I’ll admit, I’ve been a bad blogger. A good student, with my last month throughly absorbed by university assignments and then exams, but a bad blogger.
Now, with my subject load increased by a third over the last semester, I’m in the sweet week of holidays I’ve got before my next subject launches. With this window of opportunity, I’m back on the blogging bandwagon.
Even though I’m no longer in vocational ministry, Facebook seems unaware since my feed is constantly filled with updates about youth ministry and church matters.
One thing which annoys me is one particular youth ministry page which gets constantly clogged with the same kind of requests - bible studies, game ideas, sermon series promos, sermon shortcuts, design inspiration.
I get peeved because, aside from being repetitive, it feeds a damaging youth minister stereotype.
Lazy and unoriginal.
Youth ministers are just efficient searchers for resources.
They know all the good game websites.
They know where to find free sermons and kids talks.
They know where illustrations lurk on the Web.
They know which designs they can reuse, or worse, don’t care about ripping off someone else’s cool backdrops.
If you’re part time, I’ll be prepared to cut you some slack.
But, really, requests that ask for a “bible study about the Old Testament” are not good enough.
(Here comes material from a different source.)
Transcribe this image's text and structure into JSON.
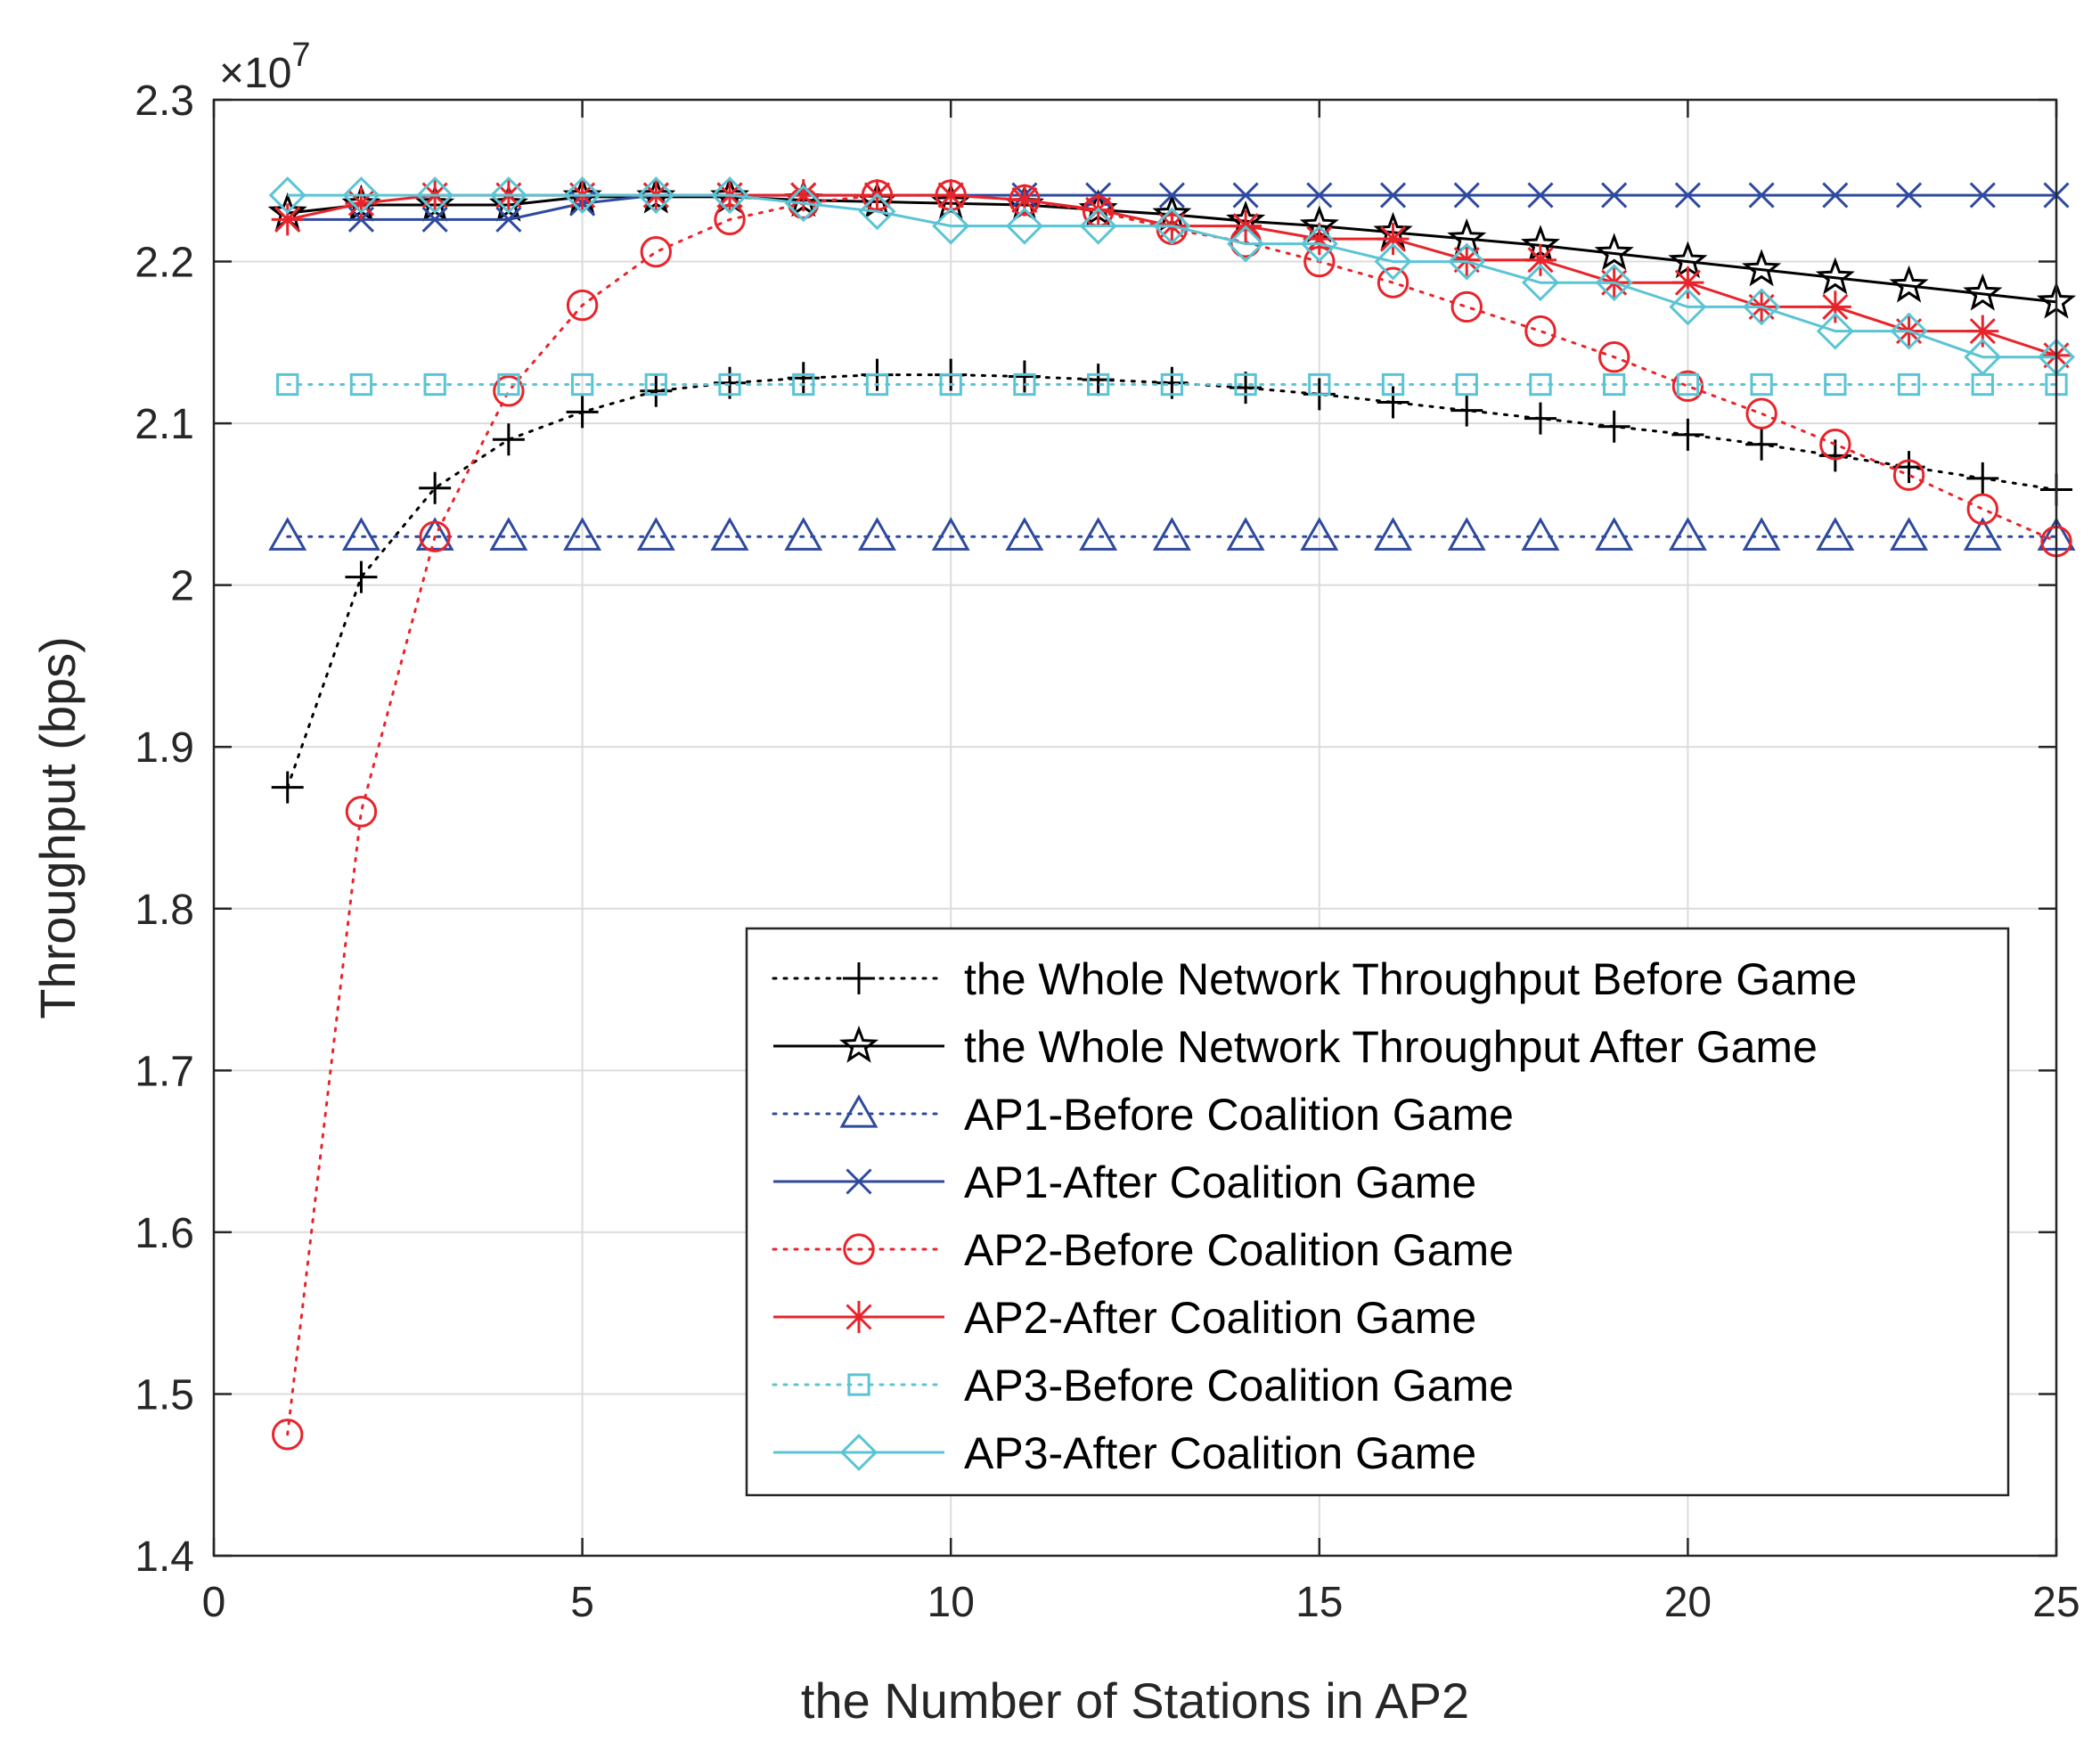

Surely you have done one in the past.
Surely you could write something yourself.
Surely you have better networks then a Facebook group.
Surely you can find inspiration yourself.
But, I suspect, that the internet has helped make ministers both inferior and lazy.
They don’t think that anything they’ll create is up to scratch.
Thus, they’re hesitant to put in the time and effort to craft something themselves.